Step 3, Add a model router and gateway
- Router: send different queries to different models (cheap model for easy queries, strong model for hard ones; specialized models per task). Balances cost vs. quality.
- Gateway: a unified, secure entry point to manage models, keys, rate limits, and logging.
Step 4, Add caching
- Cache responses (and intermediate results / prompt prefixes) to cut cost and latency (ties to Ch 9).
- Exact caching and semantic caching (reuse answers for similar questions), with care about staleness and correctness.
Step 5, Add complex logic & orchestration
- Multi-step flows, agentic loops, write-actions, retries, and fallbacks.
- An orchestrator ties components together (retrievers, tools, models, guardrails) into a coherent pipeline.
Step 6, Add observability & monitoring
- Log inputs, outputs, context, latency, cost, and errors.
- Monitor quality, drift, safety, and spend in production (extends Ch 4's "evaluation in production").

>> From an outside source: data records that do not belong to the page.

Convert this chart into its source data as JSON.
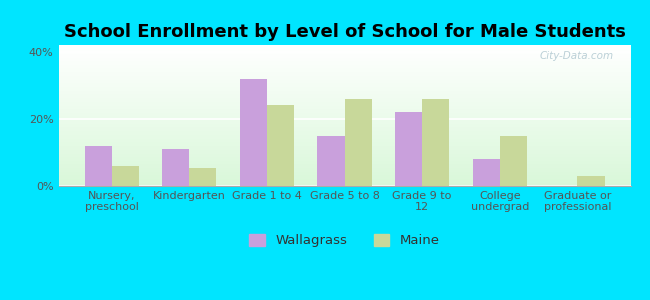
{
  "title": "School Enrollment by Level of School for Male Students",
  "categories": [
    "Nursery,\npreschool",
    "Kindergarten",
    "Grade 1 to 4",
    "Grade 5 to 8",
    "Grade 9 to\n12",
    "College\nundergrad",
    "Graduate or\nprofessional"
  ],
  "wallagrass": [
    12,
    11,
    32,
    15,
    22,
    8,
    0
  ],
  "maine": [
    6,
    5.5,
    24,
    26,
    26,
    15,
    3
  ],
  "wallagrass_color": "#c9a0dc",
  "maine_color": "#c8d89a",
  "background_color": "#00e5ff",
  "ylabel_ticks": [
    0,
    20,
    40
  ],
  "ytick_labels": [
    "0%",
    "20%",
    "40%"
  ],
  "ylim": [
    0,
    42
  ],
  "bar_width": 0.35,
  "title_fontsize": 13,
  "tick_fontsize": 8,
  "legend_fontsize": 9.5,
  "watermark": "City-Data.com"
}
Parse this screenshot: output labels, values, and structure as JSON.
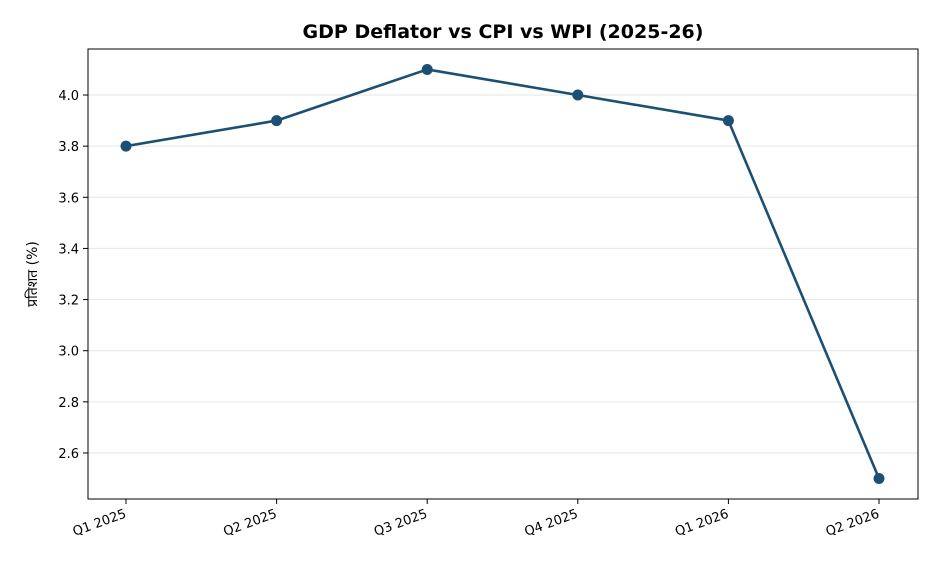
{
  "chart_data": {
    "type": "line",
    "title": "GDP Deflator vs CPI vs WPI (2025-26)",
    "xlabel": "",
    "ylabel": "प्रतिशत (%)",
    "categories": [
      "Q1 2025",
      "Q2 2025",
      "Q3 2025",
      "Q4 2025",
      "Q1 2026",
      "Q2 2026"
    ],
    "series": [
      {
        "values": [
          3.8,
          3.9,
          4.1,
          4.0,
          3.9,
          2.5
        ]
      }
    ],
    "ylim": [
      2.42,
      4.18
    ],
    "yticks": [
      "2.6",
      "2.8",
      "3.0",
      "3.2",
      "3.4",
      "3.6",
      "3.8",
      "4.0"
    ],
    "grid": "y",
    "line_color": "#1b5074",
    "grid_color": "#e6e6e6"
  }
}
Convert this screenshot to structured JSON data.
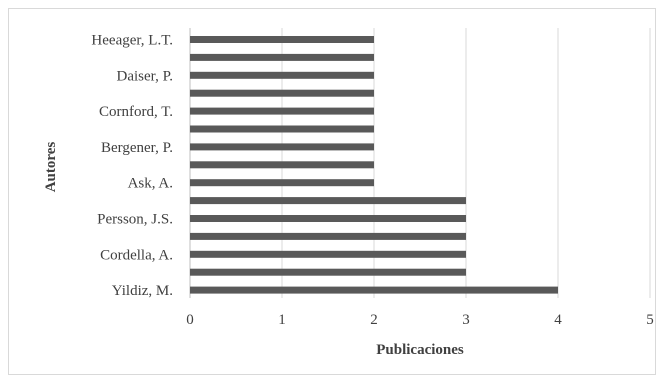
{
  "chart_data": {
    "type": "bar",
    "orientation": "horizontal",
    "title": "",
    "xlabel": "Publicaciones",
    "ylabel": "Autores",
    "xlim": [
      0,
      5
    ],
    "xticks": [
      0,
      1,
      2,
      3,
      4,
      5
    ],
    "grid": "vertical",
    "legend": "none",
    "bar_color": "#595959",
    "grid_color": "#d9d9d9",
    "categories": [
      "Yildiz, M.",
      "",
      "Cordella, A.",
      "",
      "Persson, J.S.",
      "",
      "Ask, A.",
      "",
      "Bergener, P.",
      "",
      "Cornford, T.",
      "",
      "Daiser, P.",
      "",
      "Heeager, L.T."
    ],
    "values": [
      4,
      3,
      3,
      3,
      3,
      3,
      2,
      2,
      2,
      2,
      2,
      2,
      2,
      2,
      2
    ]
  }
}
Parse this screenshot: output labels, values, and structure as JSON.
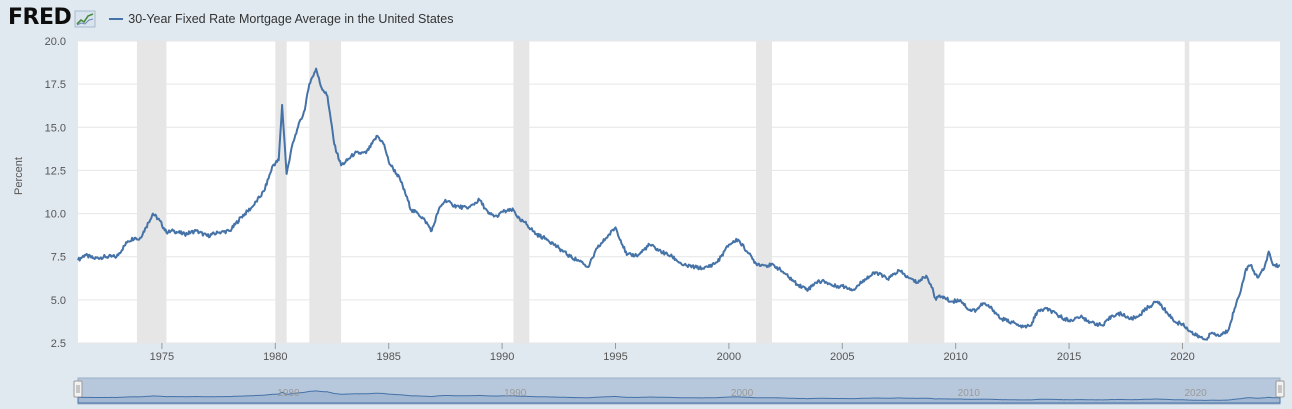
{
  "header": {
    "logo": "FRED",
    "logo_icon": "chart-trend-icon",
    "legend_label": "30-Year Fixed Rate Mortgage Average in the United States"
  },
  "colors": {
    "page_bg": "#e1e9f0",
    "plot_bg": "#ffffff",
    "series": "#4572a7",
    "recession": "#e6e6e6",
    "grid": "#e6e6e6",
    "navigator_bg": "#b8c8dc",
    "navigator_fill": "#a3b8d3"
  },
  "chart_data": {
    "type": "line",
    "title": "",
    "xlabel": "",
    "ylabel": "Percent",
    "xlim": [
      1971.3,
      2024.3
    ],
    "ylim": [
      2.5,
      20.0
    ],
    "yticks": [
      "2.5",
      "5.0",
      "7.5",
      "10.0",
      "12.5",
      "15.0",
      "17.5",
      "20.0"
    ],
    "xticks": [
      "1975",
      "1980",
      "1985",
      "1990",
      "1995",
      "2000",
      "2005",
      "2010",
      "2015",
      "2020"
    ],
    "grid": true,
    "legend": "top-left",
    "recessions": [
      [
        1973.9,
        1975.2
      ],
      [
        1980.0,
        1980.5
      ],
      [
        1981.5,
        1982.9
      ],
      [
        1990.5,
        1991.2
      ],
      [
        2001.2,
        2001.9
      ],
      [
        2007.9,
        2009.5
      ],
      [
        2020.1,
        2020.3
      ]
    ],
    "series": [
      {
        "name": "30-Year Fixed Rate Mortgage Average in the United States",
        "x": [
          1971.3,
          1971.6,
          1972.0,
          1972.5,
          1973.0,
          1973.5,
          1973.8,
          1974.0,
          1974.3,
          1974.6,
          1974.9,
          1975.2,
          1975.5,
          1976.0,
          1976.5,
          1977.0,
          1977.5,
          1978.0,
          1978.5,
          1979.0,
          1979.5,
          1979.9,
          1980.15,
          1980.3,
          1980.5,
          1980.7,
          1981.0,
          1981.3,
          1981.5,
          1981.8,
          1982.0,
          1982.3,
          1982.6,
          1982.9,
          1983.1,
          1983.5,
          1984.0,
          1984.5,
          1984.8,
          1985.0,
          1985.5,
          1986.0,
          1986.3,
          1986.6,
          1986.9,
          1987.2,
          1987.5,
          1987.8,
          1988.1,
          1988.5,
          1989.0,
          1989.4,
          1989.8,
          1990.0,
          1990.5,
          1990.8,
          1991.0,
          1991.5,
          1992.0,
          1992.5,
          1993.0,
          1993.5,
          1993.8,
          1994.2,
          1994.6,
          1995.0,
          1995.5,
          1996.0,
          1996.5,
          1997.0,
          1997.5,
          1998.0,
          1998.5,
          1998.9,
          1999.5,
          2000.0,
          2000.4,
          2000.8,
          2001.2,
          2001.6,
          2002.0,
          2002.5,
          2003.0,
          2003.5,
          2003.8,
          2004.2,
          2004.6,
          2005.0,
          2005.5,
          2006.0,
          2006.5,
          2007.0,
          2007.5,
          2007.9,
          2008.3,
          2008.7,
          2008.9,
          2009.1,
          2009.4,
          2009.8,
          2010.2,
          2010.6,
          2010.9,
          2011.2,
          2011.6,
          2012.0,
          2012.5,
          2012.9,
          2013.3,
          2013.6,
          2014.0,
          2014.5,
          2015.0,
          2015.5,
          2016.0,
          2016.5,
          2016.9,
          2017.3,
          2017.7,
          2018.0,
          2018.5,
          2018.9,
          2019.3,
          2019.7,
          2020.0,
          2020.5,
          2021.0,
          2021.3,
          2021.6,
          2022.0,
          2022.3,
          2022.6,
          2022.8,
          2023.0,
          2023.3,
          2023.6,
          2023.8,
          2024.0,
          2024.3
        ],
        "values": [
          7.3,
          7.6,
          7.4,
          7.5,
          7.5,
          8.4,
          8.6,
          8.5,
          9.2,
          10.0,
          9.6,
          8.9,
          9.0,
          8.8,
          9.0,
          8.7,
          8.9,
          9.0,
          9.8,
          10.4,
          11.3,
          12.8,
          13.1,
          16.3,
          12.3,
          13.7,
          15.0,
          16.0,
          17.5,
          18.4,
          17.4,
          16.8,
          14.0,
          12.8,
          13.0,
          13.5,
          13.5,
          14.5,
          14.0,
          13.0,
          12.0,
          10.2,
          10.0,
          9.6,
          9.0,
          10.2,
          10.8,
          10.5,
          10.4,
          10.3,
          10.8,
          10.0,
          9.8,
          10.1,
          10.2,
          9.6,
          9.5,
          8.8,
          8.5,
          8.0,
          7.5,
          7.2,
          6.9,
          8.0,
          8.6,
          9.2,
          7.6,
          7.6,
          8.2,
          7.8,
          7.5,
          7.0,
          6.9,
          6.8,
          7.2,
          8.2,
          8.5,
          7.8,
          7.1,
          7.0,
          7.0,
          6.5,
          5.9,
          5.6,
          6.0,
          6.1,
          5.8,
          5.8,
          5.6,
          6.2,
          6.6,
          6.2,
          6.7,
          6.3,
          6.0,
          6.4,
          5.9,
          5.1,
          5.2,
          4.9,
          5.0,
          4.4,
          4.4,
          4.8,
          4.5,
          3.9,
          3.7,
          3.4,
          3.5,
          4.3,
          4.5,
          4.1,
          3.8,
          4.0,
          3.7,
          3.5,
          4.1,
          4.2,
          3.9,
          4.0,
          4.6,
          4.9,
          4.3,
          3.7,
          3.6,
          3.0,
          2.7,
          3.1,
          2.9,
          3.2,
          4.5,
          5.7,
          6.8,
          7.0,
          6.3,
          6.8,
          7.8,
          7.0,
          7.0
        ]
      }
    ]
  }
}
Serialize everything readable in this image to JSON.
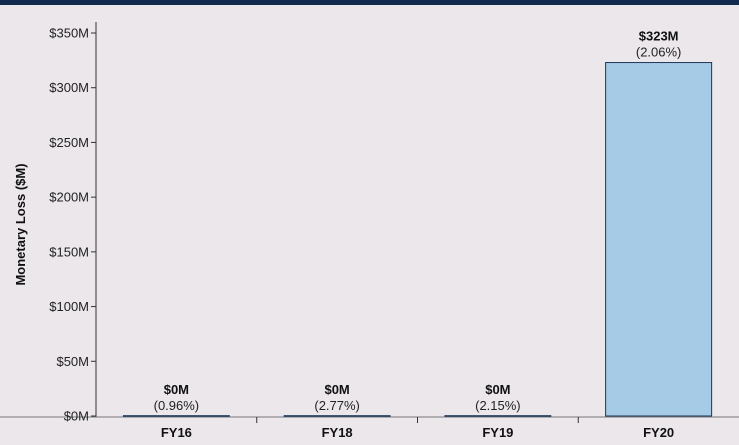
{
  "chart_data": {
    "type": "bar",
    "title": "",
    "xlabel": "",
    "ylabel": "Monetary Loss ($M)",
    "categories": [
      "FY16",
      "FY18",
      "FY19",
      "FY20"
    ],
    "values": [
      0,
      0,
      0,
      323
    ],
    "value_labels": [
      "$0M",
      "$0M",
      "$0M",
      "$323M"
    ],
    "percent_labels": [
      "(0.96%)",
      "(2.77%)",
      "(2.15%)",
      "(2.06%)"
    ],
    "ylim": [
      0,
      350
    ],
    "y_ticks": [
      0,
      50,
      100,
      150,
      200,
      250,
      300,
      350
    ],
    "y_tick_labels": [
      "$0M",
      "$50M",
      "$100M",
      "$150M",
      "$200M",
      "$250M",
      "$300M",
      "$350M"
    ],
    "grid": false,
    "legend": "none",
    "colors": {
      "bar_fill": "#a6cbe6",
      "bar_stroke": "#1f3556",
      "background": "#ebe7eb",
      "top_bar": "#132a4f",
      "axis": "#333333"
    }
  }
}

- Observability is what lets you debug and improve a system you can't fully predict.
The architecture is a checklist, not a mandate
You don't need all of this on day one. Add context → guardrails → routing → caching → orchestration → monitoring in response to actual pain. Premature complexity is a common failure.
The other half: user feedback
Feedback is the fuel for continual improvement, it's how you get real-world evaluation data and training data (Ch 4 and Ch 8 depend on it).
Why feedback is special for AI
- AI outputs are open-ended, so you often can't tell quality without user signals.
- Good feedback becomes your eval set and your finetuning data: a compounding advantage (a "data flywheel").
Types of feedback
- Explicit: thumbs up/down, ratings, corrections, reports. Clear but sparse (most users won't bother).
- Implicit: behavior that reveals satisfaction: did they accept the suggestion, copy the answer, retry/rephrase, abandon, or continue the conversation? Abundant but noisy/ambiguous.
Designing a good feedback system
- Make it effortless: low-friction ways to signal quality.
- Capture implicit signals: they're where the volume is.
- Ask at the right moment: request feedback when it's natural, not annoying.
- Don't degrade UX: feedback collection must never get in the user's way.
- Watch for bias: who gives feedback isn't representative; loud complaints ≠ the average user.
- Close the loop: route feedback into evaluation, prompt/RAG improvements, and finetuning data.
Feedback can mislead
Implicit signals are biased and ambiguous (a user might copy a wrong answer). Combine multiple signals, and validate before treating feedback as ground truth.
The full loop
Build → Deploy → Collect feedback → Evaluate → Improve (prompt/RAG/finetune/data)
▲ │
└──────────────────────────────────────────────────────────────┘This is the heartbeat of AI engineering: a product that gets better the more it's used, because feedback continuously feeds evaluation and improvement.
Takeaways
- Start with the simplest architecture and add components only when a real problem appears.
- The build-up order: context → guardrails → router/gateway → cache → orchestration → monitoring.
- Routing + caching are major cost/latency levers; guardrails + monitoring keep it safe and observable.
- User feedback is the fuel for continual improvement, capture both explicit and implicit signals.
- Design feedback to be low-friction and UX-safe, watch for bias, and close the loop back into eval and data.
- Great AI products are systems with feedback loops, not one-off model calls.